Sadly, there were not very many feminine strong heroic cartoons to pick from either, but in the 80’s there came “She-Ra” a fictional character and the protagonist of the filimation cartoon He-Man. She-Ra was intended to appeal to young girls the same way He-Man appealed to boys. She was known as the “Princess of Power”, which is pretty much sums up my personality …so you can probably understand why I loved the show. She-Ra was known for her incredible strength. Many times she was shown to be able to lift not only full-grown men and robots, but also mountain-like rocks and buildings. She was depicted as being extremely fast and acrobatic and demonstrated a series of other abilities that appeared to be more nurturing in nature such as empathic understanding, and mental communication with animals and healing of people.

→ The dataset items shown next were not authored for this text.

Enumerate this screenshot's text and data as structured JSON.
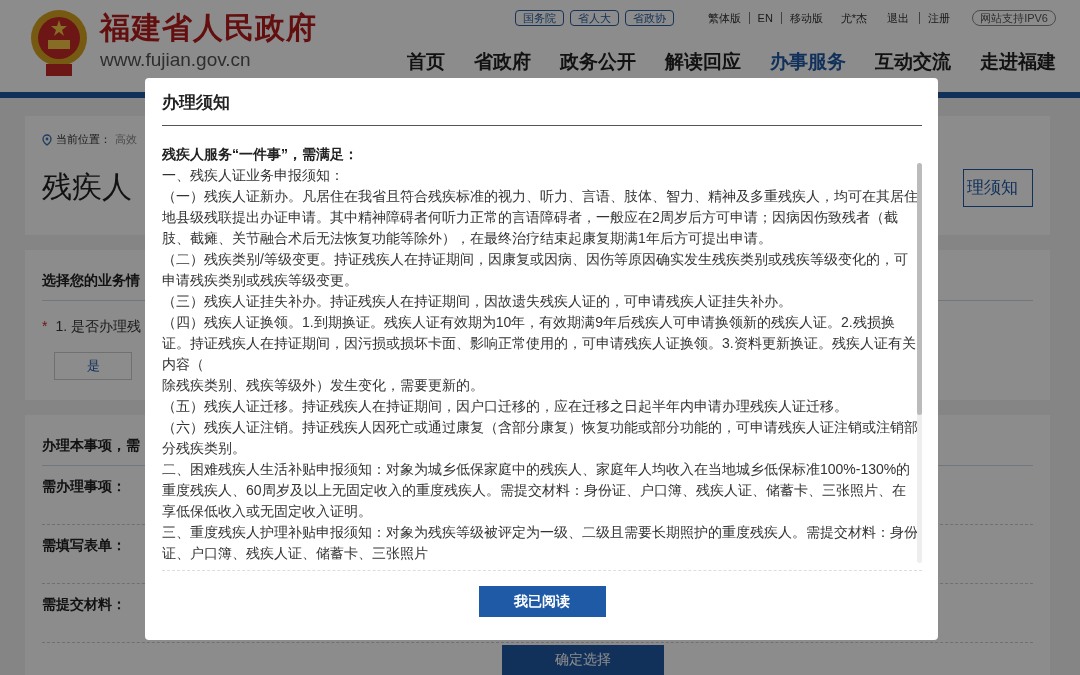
{
  "header": {
    "site_title": "福建省人民政府",
    "site_url": "www.fujian.gov.cn",
    "top_pills": [
      "国务院",
      "省人大",
      "省政协"
    ],
    "top_links": [
      "繁体版",
      "EN",
      "移动版"
    ],
    "user_name": "尤*杰",
    "logout": "退出",
    "register": "注册",
    "ipv6_badge": "网站支持IPV6",
    "nav": [
      {
        "label": "首页",
        "selected": false
      },
      {
        "label": "省政府",
        "selected": false
      },
      {
        "label": "政务公开",
        "selected": false
      },
      {
        "label": "解读回应",
        "selected": false
      },
      {
        "label": "办事服务",
        "selected": true
      },
      {
        "label": "互动交流",
        "selected": false
      },
      {
        "label": "走进福建",
        "selected": false
      }
    ]
  },
  "page": {
    "breadcrumb_label": "当前位置：",
    "breadcrumb_path": "高效",
    "title": "残疾人",
    "notice_button": "理须知",
    "section1_title": "选择您的业务情",
    "required_mark": "*",
    "question": "1. 是否办理残",
    "answer_button": "是",
    "section2_title": "办理本事项，需",
    "fields": [
      "需办理事项：",
      "需填写表单：",
      "需提交材料："
    ],
    "confirm_button": "确定选择"
  },
  "modal": {
    "title": "办理须知",
    "paragraphs": [
      {
        "kind": "heading",
        "text": "残疾人服务“一件事”，需满足："
      },
      {
        "kind": "text",
        "text": "一、残疾人证业务申报须知："
      },
      {
        "kind": "text",
        "text": "（一）残疾人证新办。凡居住在我省且符合残疾标准的视力、听力、言语、肢体、智力、精神及多重残疾人，均可在其居住地县级残联提出办证申请。其中精神障碍者何听力正常的言语障碍者，一般应在2周岁后方可申请；因病因伤致残者（截肢、截瘫、关节融合术后无法恢复功能等除外），在最终治疗结束起康复期满1年后方可提出申请。"
      },
      {
        "kind": "text",
        "text": "（二）残疾类别/等级变更。持证残疾人在持证期间，因康复或因病、因伤等原因确实发生残疾类别或残疾等级变化的，可申请残疾类别或残疾等级变更。"
      },
      {
        "kind": "text",
        "text": "（三）残疾人证挂失补办。持证残疾人在持证期间，因故遗失残疾人证的，可申请残疾人证挂失补办。"
      },
      {
        "kind": "text",
        "text": "（四）残疾人证换领。1.到期换证。残疾人证有效期为10年，有效期满9年后残疾人可申请换领新的残疾人证。2.残损换证。持证残疾人在持证期间，因污损或损坏卡面、影响正常使用的，可申请残疾人证换领。3.资料更新换证。残疾人证有关内容（"
      },
      {
        "kind": "text",
        "text": "除残疾类别、残疾等级外）发生变化，需要更新的。"
      },
      {
        "kind": "text",
        "text": "（五）残疾人证迁移。持证残疾人在持证期间，因户口迁移的，应在迁移之日起半年内申请办理残疾人证迁移。"
      },
      {
        "kind": "text",
        "text": "（六）残疾人证注销。持证残疾人因死亡或通过康复（含部分康复）恢复功能或部分功能的，可申请残疾人证注销或注销部分残疾类别。"
      },
      {
        "kind": "text",
        "text": "二、困难残疾人生活补贴申报须知：对象为城乡低保家庭中的残疾人、家庭年人均收入在当地城乡低保标准100%-130%的重度残疾人、60周岁及以上无固定收入的重度残疾人。需提交材料：身份证、户口簿、残疾人证、储蓄卡、三张照片、在享低保低收入或无固定收入证明。"
      },
      {
        "kind": "text",
        "text": "三、重度残疾人护理补贴申报须知：对象为残疾等级被评定为一级、二级且需要长期照护的重度残疾人。需提交材料：身份证、户口簿、残疾人证、储蓄卡、三张照片"
      }
    ],
    "confirm_button": "我已阅读"
  }
}
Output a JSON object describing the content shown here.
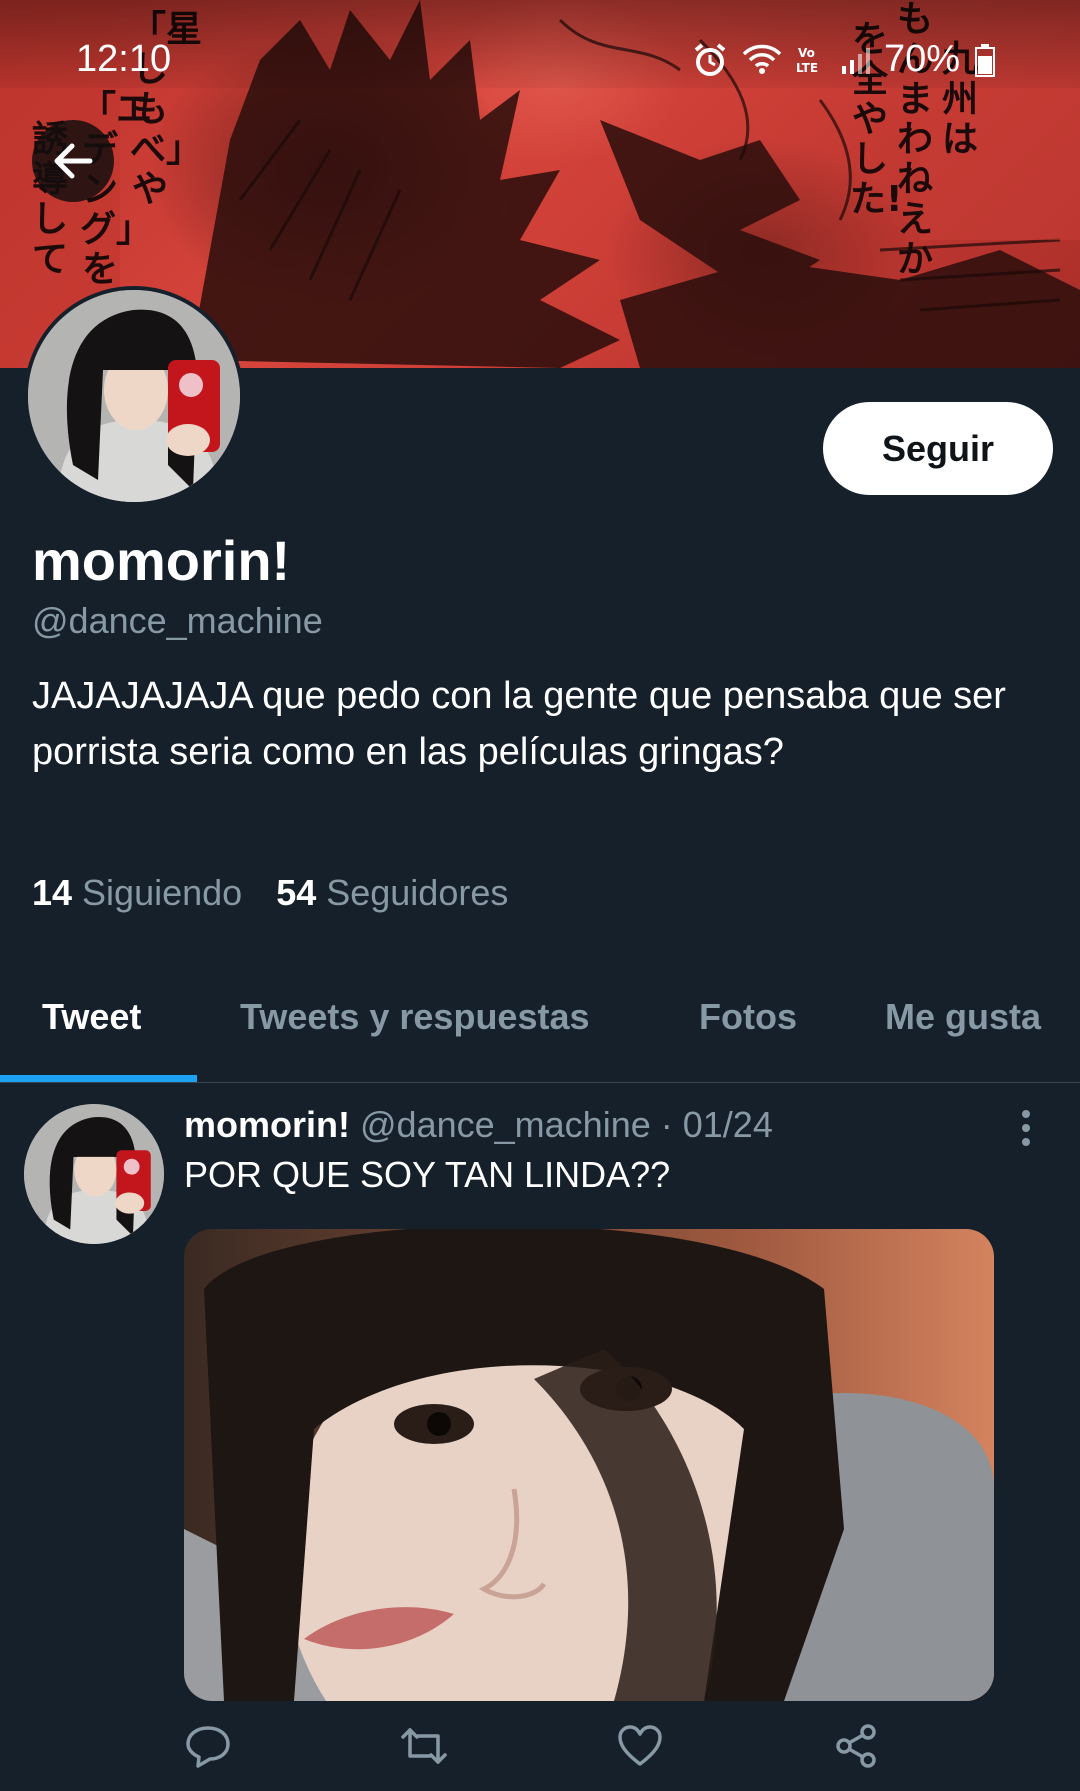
{
  "status_bar": {
    "time": "12:10",
    "battery_percent": "70%",
    "icons": [
      "alarm-icon",
      "wifi-icon",
      "volte-icon",
      "signal-icon",
      "battery-icon"
    ]
  },
  "navigation": {
    "back_icon": "arrow-left-icon"
  },
  "banner": {
    "manga_text_left": [
      "「星しもべ」や",
      "「エデング」を",
      "誘導して"
    ],
    "manga_text_right": [
      "九州は",
      "もんまわねえか",
      "を全やした!"
    ]
  },
  "profile": {
    "display_name": "momorin!",
    "handle": "@dance_machine",
    "follow_label": "Seguir",
    "bio": "JAJAJAJAJA que pedo con la gente que pensaba que ser porrista seria como en las películas gringas?",
    "following_count": "14",
    "following_label": "Siguiendo",
    "followers_count": "54",
    "followers_label": "Seguidores"
  },
  "tabs": [
    {
      "label": "Tweet",
      "active": true
    },
    {
      "label": "Tweets y respuestas",
      "active": false
    },
    {
      "label": "Fotos",
      "active": false
    },
    {
      "label": "Me gusta",
      "active": false
    }
  ],
  "tweet": {
    "name": "momorin!",
    "handle": "@dance_machine",
    "separator": " · ",
    "date": "01/24",
    "text": "POR QUE SOY TAN LINDA??",
    "actions": [
      "reply-icon",
      "retweet-icon",
      "like-icon",
      "share-icon"
    ]
  },
  "colors": {
    "background": "#15202b",
    "secondary_text": "#8899a6",
    "accent": "#1da1f2",
    "banner_red": "#c8413a"
  }
}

Now before anyone accuses me of going off into a feminist rant let me be clear, I also liked He-man. I thought He-Man was cute I envisioned them having babies and making little “He-Ra” kids and such. That mostly attributed to my traditional Southern roots. Growing up with a mother who to me was like the “Black” Martha Stewart (minus the scandal and jail time) with a Angela Davis edge, and my father a simple traditional country man who loved to hunt, fish and believed in traditional gender roles. The struggle of being an only child is you are both the daughter and son they always wanted and therein by births “The Princess of Power” and the feeling you can do anything. However, I digress.
The point of it all is… I woke up and wondered when did I lose my “SUPER POWER”?
Last year some time, I watched the Office Hours Series on Levo League where Sheryl Sandberg CEO of Facebook and Author of “Lean In” talked about her life and experience as a female executive. When she came out on the stage she asked the question to the all woman in the audience… Raise your hand if you feel you can be CEO for your company? Less than 10% of the room raised their hand and she went on to give reasons for why most women present didn’t raise their hand (which I won’t ruin for you because I believe it’s worth you watching). However, the truth is I realized that men are far more fearless and have been my absolute best encouragers in my career. My circles of “HE-Me” offer me advice, that at times seems arrogant, careless and impractical but to the rest of the world it’s described as confident, adventurous, and calculated.
What I realized is that men are courageous! They are heroic in the way they attack their dreams. However, somewhere along the way I lost my super powers and that’s just simply not okay. I’ve made so many decisions about my career based on fear. I’ve accepted less money, not stood up for my work, talent, and skills. But, who says I can’t have my HE- Man and be SHE-RA too? No one! So ladies grab your cap and be great -the world is waiting on us to BE POWERFUL.
PS. From now on just call me the Princess of Power!